In Psalm 40, the Psalmist had a new song. He had waited for the Lord in a particular situation, and the Lord delivered him. Notice the close link between the victory and the victory song. The song is part of the victory event; the psalmist waited, God turned, heard, lifted him up, set and established him and put a song in his heart. It was the Lord who put the praise in his heart, expressing thankfulness for deliverance. God puts praise in the heart and then receives it as coming from us.

Throughout the Psalms, however, the imperative is used, and we are reminded to sing “a new song.” This implies forgetfulness and indifference to our responsibility to praise (Psalm 33:3; 96:1; 98:1; 149:1).


A Song that the Nations will Sing

The “new song” also has a missional purpose and goal. David is confident that “many shall see it…and shall trust in the Lord” (Psalm 4:3). In Psalm 96:1 and also Psalm 98:1 the missional intent of the new song theme is explicit; “all the earth” is invited—commanded—to sing. These Psalms imply that there is some event to come, which all people of the earth would be interested and from which “all nations”would benefit.

The victory that God gave David (Psalm 40), opened David’s ears (Vs. 6) and his heart (Vs. 8) to see that the sacrifices and offerings associated with this praise will be completed in Christ. Christ will come as the sacrifice to end all sacrifices (Vs. 7 cf. Hebrews 10:5), a sacrifice that would benefit every kindred,and tongue, and people, and nation” (Revelation 5:9).

This is a song about Christ, His life, His death, His victory, His glory. It is a song that celebrates Christ, redemption accomplished and applied. The subject of the song is always the same, but the freshness never leaves.


A Song that will Unite the Praise of Heaven.

In his vision on the Isle of Patmos, John saw the Lamb, who alone had earned the right to approach the throne. As He took the scroll, the whole Church fell before Him and in unison sang a “new song.” This is the only time the words of “a new song” are recorded.

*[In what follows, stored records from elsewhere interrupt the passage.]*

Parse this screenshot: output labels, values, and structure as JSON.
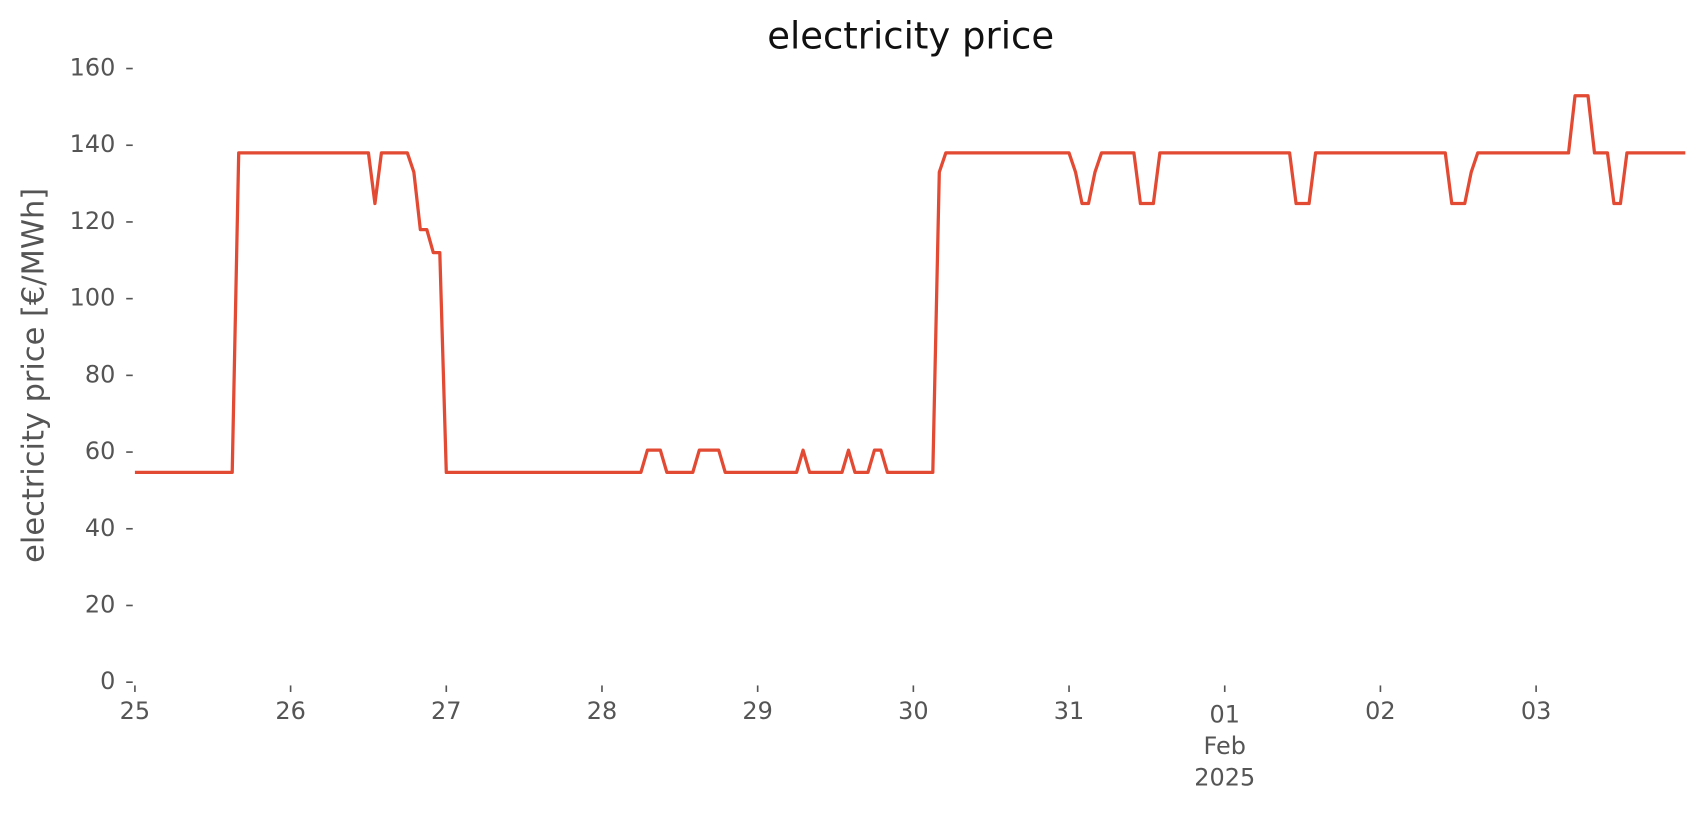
{
  "chart_data": {
    "type": "line",
    "title": "electricity price",
    "ylabel": "electricity price [€/MWh]",
    "x": [
      0,
      15,
      16,
      36,
      37,
      38,
      42,
      43,
      44,
      45,
      46,
      47,
      48,
      78,
      79,
      81,
      82,
      86,
      87,
      90,
      91,
      102,
      103,
      104,
      109,
      110,
      111,
      113,
      114,
      115,
      116,
      123,
      124,
      125,
      144,
      145,
      146,
      147,
      148,
      149,
      154,
      155,
      157,
      158,
      178,
      179,
      181,
      182,
      202,
      203,
      205,
      206,
      207,
      221,
      222,
      224,
      225,
      227,
      228,
      229,
      230,
      239
    ],
    "series": [
      {
        "name": "electricity price",
        "color": "#e24a33",
        "values": [
          54.7,
          54.7,
          138,
          138,
          124.8,
          138,
          138,
          133,
          118,
          118,
          112,
          112,
          54.7,
          54.7,
          60.5,
          60.5,
          54.7,
          54.7,
          60.5,
          60.5,
          54.7,
          54.7,
          60.5,
          54.7,
          54.7,
          60.5,
          54.7,
          54.7,
          60.5,
          60.5,
          54.7,
          54.7,
          133,
          138,
          138,
          133,
          124.8,
          124.8,
          133,
          138,
          138,
          124.8,
          124.8,
          138,
          138,
          124.8,
          124.8,
          138,
          138,
          124.8,
          124.8,
          133,
          138,
          138,
          152.9,
          152.9,
          138,
          138,
          124.8,
          124.8,
          138,
          138
        ]
      }
    ],
    "xlim": [
      0,
      239
    ],
    "xticks": [
      {
        "value": 0,
        "label": "25"
      },
      {
        "value": 24,
        "label": "26"
      },
      {
        "value": 48,
        "label": "27"
      },
      {
        "value": 72,
        "label": "28"
      },
      {
        "value": 96,
        "label": "29"
      },
      {
        "value": 120,
        "label": "30"
      },
      {
        "value": 144,
        "label": "31"
      },
      {
        "value": 168,
        "label": "01\nFeb\n2025"
      },
      {
        "value": 192,
        "label": "02"
      },
      {
        "value": 216,
        "label": "03"
      }
    ],
    "ylim": [
      0,
      160
    ],
    "yticks": [
      0,
      20,
      40,
      60,
      80,
      100,
      120,
      140,
      160
    ],
    "grid": false
  }
}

“Thou art worthy to take the book, 
and to open the seals thereof:
for thou wast slain,
and hast redeemed us to God
by thy blood out of every kindred,
and tongue, and people, and nation;
And hast made us unto our God kings and priests:
and we shall reign on the earth.”  (Revelation 5:9-10)

The angels join in this song with the saints, in loud, awe-inspiring voice, and every creature swells the choirs of heaven and the volume of eternal praise. When David sang his new song, and when the saints gather today to join with those who’ve gone before, and with those from every nation, this is the praise we anticipate.